Sistemin temelinde, devletin belirli sektörlerde faaliyet gösteren şirketlere yıllık bazda karbon emisyon hakkı tahsis etmesi yer alacaktır. Eğer bir şirket, yıl içinde kendisine tanınan emisyon limitinin altında kalırsa, elindeki fazla hakkı piyasada satabilecek; limiti aşarsa, ek hak satın almak zorunda kalacaktır. Böylelikle düşük emisyonlu ve temiz teknolojilere yatırım yapan şirketler avantajlı hale gelirken, yüksek emisyonlu üretim yapanlar maliyet baskısıyla karşı karşıya kalacaktır. Bu yönüyle Emisyon Ticaret Sistemi, piyasa kurallarıyla çevreyi korumayı hedefleyen etkili bir yöntem olarak öne çıkacaktır. Yönetmelik taslağına göre tesisler üç kategoriye ayrılıyor: A kategorisinde yıllık 50 bin ton CO2e’nin altında emisyon yapan tesisler, B kategorisinde 50–500 bin ton CO2e arasında emisyon yapan tesisler, C kategorisinde ise 500 bin ton CO2e’nin üzerinde emisyon yapan tesisler yer alacaktır. Sistemin başlangıcında, özellikle C kategorisindeki büyük ölçekli sanayi kuruluşları kapsama alınacaktır.
Türkiye’nin Emisyon Ticaret Sistemi, iki aşamalı bir piyasa modeline sahip olacaktır. Birincil piyasada tahsisatlar ağırlıklı olarak ihale yöntemiyle dağıtılacak, bazı tahsisatlar ise ücretsiz verilebilecektir. İkincil piyasada şirketler arasında tahsisat alım-satımı yapılabilecek, ayrıca spot ve vadeli işlemler mümkün olacaktır. Şirketler, tahsisatları birincil piyasada ihale yoluyla edinebilecek veya ikincil piyasada diğer firmalardan satın alabilecektir.
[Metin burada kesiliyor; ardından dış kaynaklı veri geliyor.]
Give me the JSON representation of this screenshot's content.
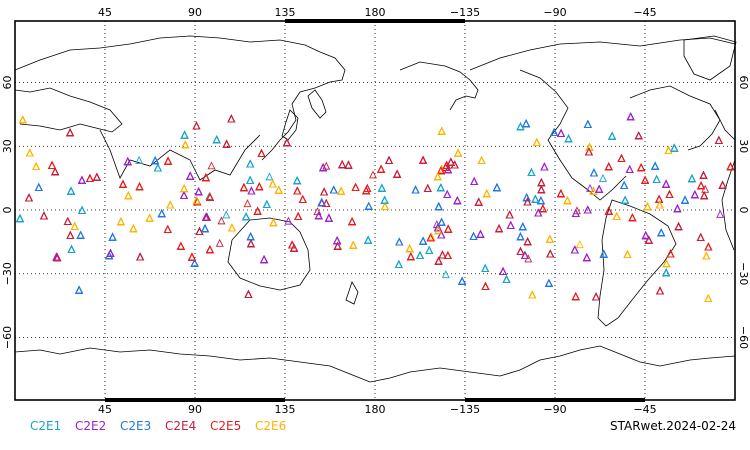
{
  "chart_data": {
    "type": "scatter",
    "projection": "equirectangular",
    "central_longitude": 180,
    "lon_ticks": [
      45,
      90,
      135,
      180,
      -135,
      -90,
      -45
    ],
    "lat_ticks": [
      60,
      30,
      0,
      -30,
      -60
    ],
    "lon_tick_labels": [
      "45",
      "90",
      "135",
      "180",
      "−135",
      "−90",
      "−45"
    ],
    "lat_tick_labels": [
      "60",
      "30",
      "0",
      "−30",
      "−60"
    ],
    "grid": true,
    "marker": "triangle-open",
    "lat_range_of_observations": [
      -42,
      44
    ],
    "series": [
      {
        "name": "C2E1",
        "color": "#17a6c9"
      },
      {
        "name": "C2E2",
        "color": "#a020d0"
      },
      {
        "name": "C2E3",
        "color": "#1e78e6"
      },
      {
        "name": "C2E4",
        "color": "#c81e3c"
      },
      {
        "name": "C2E5",
        "color": "#e61e1e"
      },
      {
        "name": "C2E6",
        "color": "#ffb400"
      }
    ]
  },
  "footer": {
    "product_label": "STARwet.2024-02-24"
  }
}
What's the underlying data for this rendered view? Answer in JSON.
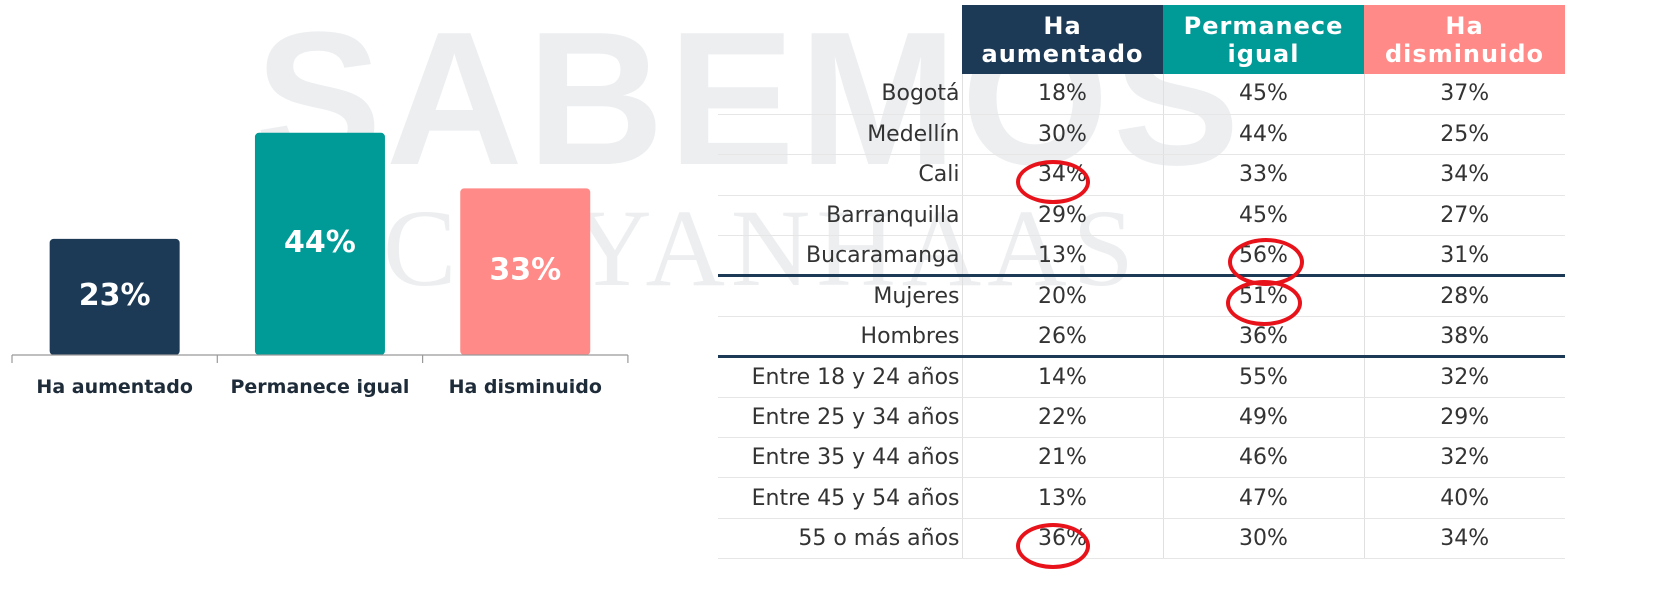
{
  "chart_data": {
    "type": "bar",
    "categories": [
      "Ha aumentado",
      "Permanece igual",
      "Ha disminuido"
    ],
    "values": [
      23,
      44,
      33
    ],
    "value_labels": [
      "23%",
      "44%",
      "33%"
    ],
    "colors": [
      "#1c3a56",
      "#009a97",
      "#ff8a87"
    ]
  },
  "table": {
    "columns": [
      "Ha aumentado",
      "Permanece igual",
      "Ha disminuido"
    ],
    "rows": [
      [
        "Bogotá",
        "18%",
        "45%",
        "37%"
      ],
      [
        "Medellín",
        "30%",
        "44%",
        "25%"
      ],
      [
        "Cali",
        "34%",
        "33%",
        "34%"
      ],
      [
        "Barranquilla",
        "29%",
        "45%",
        "27%"
      ],
      [
        "Bucaramanga",
        "13%",
        "56%",
        "31%"
      ],
      [
        "Mujeres",
        "20%",
        "51%",
        "28%"
      ],
      [
        "Hombres",
        "26%",
        "36%",
        "38%"
      ],
      [
        "Entre 18 y 24 años",
        "14%",
        "55%",
        "32%"
      ],
      [
        "Entre 25 y 34 años",
        "22%",
        "49%",
        "29%"
      ],
      [
        "Entre 35 y 44 años",
        "21%",
        "46%",
        "32%"
      ],
      [
        "Entre 45 y 54 años",
        "13%",
        "47%",
        "40%"
      ],
      [
        "55 o más años",
        "36%",
        "30%",
        "34%"
      ]
    ]
  },
  "watermark": [
    "SABEMOS",
    "INCP-YANHAAS"
  ]
}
Gelecekte, Avrupa’daki örneklerde olduğu gibi bankacılık kurumlarının da bu sürece entegre olması beklenmektedir.
Sonuç olarak, Türkiye’nin Emisyon Ticaret Sistemi ile amaçladığı yalnızca uluslararası rekabet gücünü korumak değil; aynı zamanda şirketleri daha düşük karbon salımına yönlendirerek temiz enerjiye, yeşil üretime ve sürdürülebilir büyümeye teşvik etmektir. Bu adım, Türkiye’nin 2053 için belirlediği net sıfır emisyon hedefine ulaşmasında kritik bir rol üstlenecektir. Emisyon Ticaret Sistemi; elektrik üretimi, demir-çelik, alüminyum, çimento, cam, seramik, kireç, mineral yün, kâğıt, rafineri ürünleri ve kimya sektörlerinde faaliyet gösteren yüksek emisyonlu tesisleri kapsayacak şekilde kurgulanmıştır.